Indeed, “I’ll meet you at Market” has become a regular catchphrase in some circles.

Greg Cox, Winter Market manager and owner of Boardman Hill Farm in West Rutland, is pleased with this development.

“The market has really helped the Rutland community get a sense of identity,” he says.

It’s no secret that Rutland suffers from what some might characterize as low self-esteem – at times, a negative, defeatist attitude that can be easy to fall into. Cox views the Market as one of the community’s most effective examples to dispel such attitudes.

“People come to the Market, and say I can’t believe this is happening in Rutland,” he says. “It really builds pride.”

And there’s much to be proud of. When it first opened in 2007, the Winter Market made Rutland the first community in Vermont to have a year-round, seamless market. Some of its more zealous champions even argue that it was the first in New England, though this fact has been more difficult to verify. Nonetheless, with more than 40 vendors, and in excess of $242,000 of sales last year, the Winter Market is an unequivocal success.

This past summer, Downtown Rutland underwent a market study. After a thorough analysis of the city’s trade area and market segmentation, a presentation was made to the community that provided a detailed roadmap for the economic future of Rutland. Figuring prominently into this vision was the Farmers’ Market. While most “in the know” were not surprised – the farm-to-city model has been discussed prominently for several years now – it was welcomed encouragement.

Cox, who is also the board president of the Rutland Area Farm & Food Link (RAFFL), is quick to point out the economic benefits of local agriculture.
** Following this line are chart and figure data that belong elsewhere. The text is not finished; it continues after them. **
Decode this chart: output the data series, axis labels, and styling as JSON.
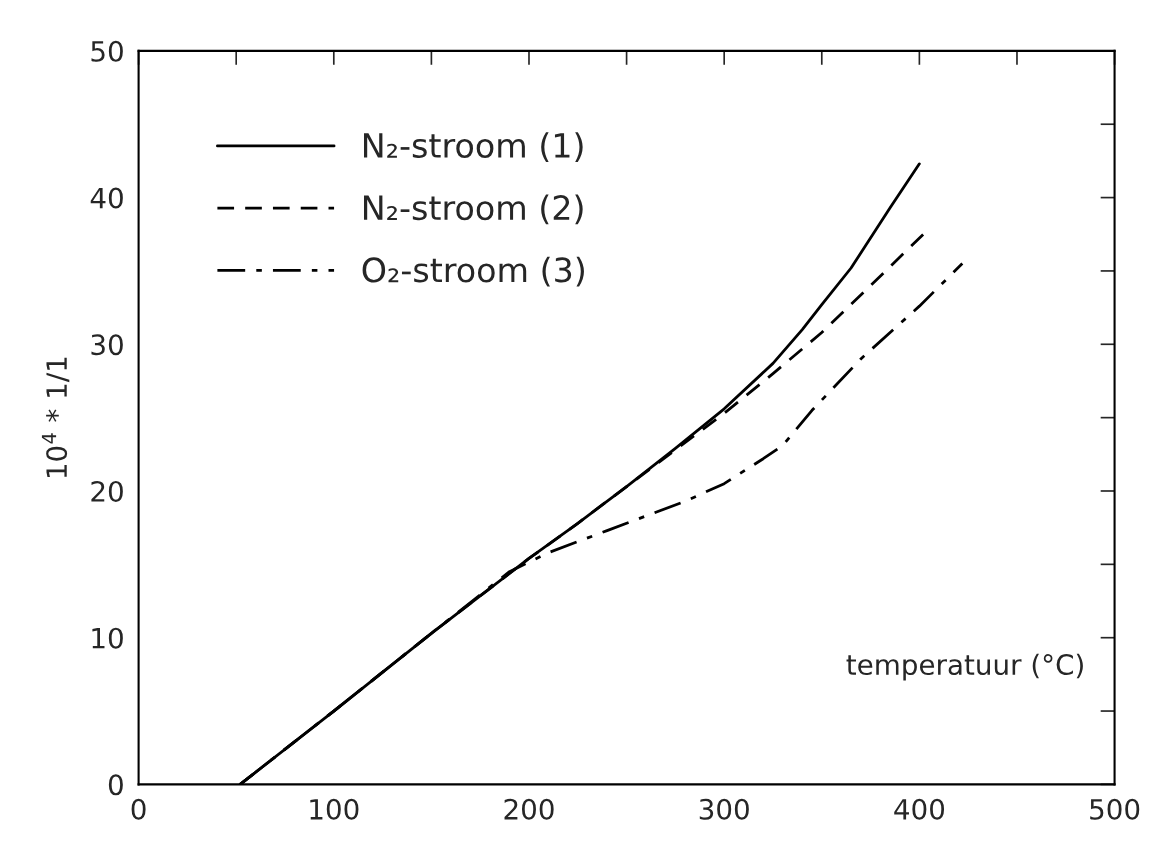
{
  "chart_data": {
    "type": "line",
    "xlabel": "temperatuur (°C)",
    "ylabel": "10$^{4}$ * 1/1",
    "xlim": [
      0,
      500
    ],
    "ylim": [
      0,
      50
    ],
    "xticks": [
      0,
      {
        "value": 50,
        "label": null
      },
      100,
      {
        "value": 150,
        "label": null
      },
      200,
      {
        "value": 250,
        "label": null
      },
      300,
      {
        "value": 350,
        "label": null
      },
      400,
      {
        "value": 450,
        "label": null
      },
      500
    ],
    "yticks": [
      0,
      {
        "value": 5,
        "label": null
      },
      10,
      {
        "value": 15,
        "label": null
      },
      20,
      {
        "value": 25,
        "label": null
      },
      30,
      {
        "value": 35,
        "label": null
      },
      40,
      {
        "value": 45,
        "label": null
      },
      50
    ],
    "grid": false,
    "legend": "top left",
    "series": [
      {
        "name": "N₂-stroom (1)",
        "color": "#000000",
        "line_style": "solid",
        "x": [
          52,
          100,
          150,
          200,
          225,
          250,
          275,
          300,
          325,
          340,
          350,
          365,
          385,
          400
        ],
        "values": [
          0,
          5,
          10.3,
          15.4,
          17.8,
          20.3,
          22.9,
          25.6,
          28.7,
          31,
          32.7,
          35.2,
          39.3,
          42.3
        ]
      },
      {
        "name": "N₂-stroom (2)",
        "color": "#000000",
        "line_style": "dashed",
        "x": [
          52,
          100,
          150,
          200,
          225,
          250,
          275,
          300,
          325,
          350,
          375,
          402
        ],
        "values": [
          0,
          5,
          10.3,
          15.4,
          17.8,
          20.3,
          22.8,
          25.3,
          28,
          30.8,
          34,
          37.5
        ]
      },
      {
        "name": "O₂-stroom (3)",
        "color": "#000000",
        "line_style": "dashdot",
        "x": [
          52,
          100,
          150,
          190,
          210,
          240,
          260,
          280,
          300,
          320,
          330,
          345,
          370,
          400,
          422
        ],
        "values": [
          0,
          5,
          10.3,
          14.5,
          15.8,
          17.3,
          18.3,
          19.3,
          20.5,
          22.2,
          23.1,
          25.5,
          29,
          32.6,
          35.5
        ]
      }
    ]
  }
}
“It has a multiplier effect: for every $1 spent on local food, $3 are generated,” he explains, “That’s huge potential for economic impact for the entire state.”

RAFFL executive director, Tara Kelly, echoes Cox’s view, stating, “In the Farmers’ Market we have a very visible opportunity to demonstrate that you actually can build a sustainable local food system.”
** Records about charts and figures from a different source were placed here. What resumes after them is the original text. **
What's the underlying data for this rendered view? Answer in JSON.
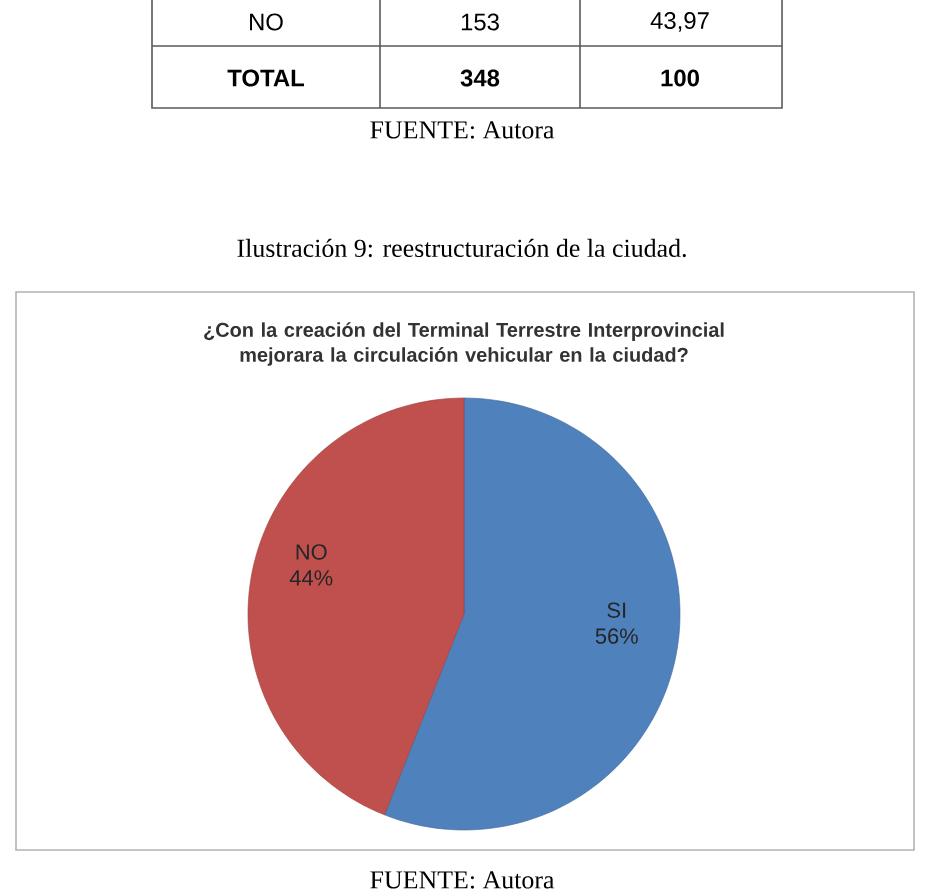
{
  "chart_data": {
    "type": "pie",
    "title": "¿Con la creación del Terminal Terrestre Interprovincial mejorara la circulación vehicular en la ciudad?",
    "categories": [
      "SI",
      "NO"
    ],
    "values": [
      56,
      44
    ],
    "colors": [
      "#4f81bd",
      "#c0504d"
    ],
    "value_labels": [
      "56%",
      "44%"
    ],
    "annotations": [
      "NO",
      "153",
      "43,97",
      "TOTAL",
      "348",
      "100",
      "FUENTE: Autora",
      "Ilustración 9: reestructuración de la ciudad.",
      "FUENTE: Autora"
    ]
  }
}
Kelly notes that as a result the success of the Winter Market, farmers are now growing with the winter in mind.

“We used to hit this seasonal cliff for local food,” she said, explaining that the Winter Market began as a test to see if there was interest in bridging that gap. “Farmers now know there’s a demand.”

Indeed, with a 52-week market there is a greater opportunity to connect people with fresh, local produce all year.

And the farmers have done just that. A quick lap around the Market will reveal no lack of variety or choices – squash, beets, carrots, and even greens through the entire winter.

“There’s something really great about knowing that you can get local spinach in the middle of December,” Jessie Wetherby, an employee of Boardman Hill Farm excitedly remarks.

While it might be odd to think that local spinach or beets can elicit such enthusiasm, it is just that sort of quirky energy that powers this market. There is an ineffable quality that keeps people coming back – something in the experience here that is clearly lacking in fluorescent efficiency of conventional food-shopping.

Let’s be honest; spinach isn’t that exciting. It is the participation in this act of community, however, that packs this drafty theatre every Saturday morning. It’s knowing that your being here matters, that it makes a difference, that the pennies you spend here actually stay here and directly benefit the vendor on the other side of that table.

Looking ahead, Cox sees nothing but growth for both the Winter and Summer markets.

“The Market is going to be the centerpiece for the local food movement in Rutland,” he states resolutely.

As RAFFL moves forward with plans for a local food processing facility and incubator farm, Cox, Kelly and many others are hopeful that the market will become a focal point for local food and economic success and revitalization throughout the Rutland region.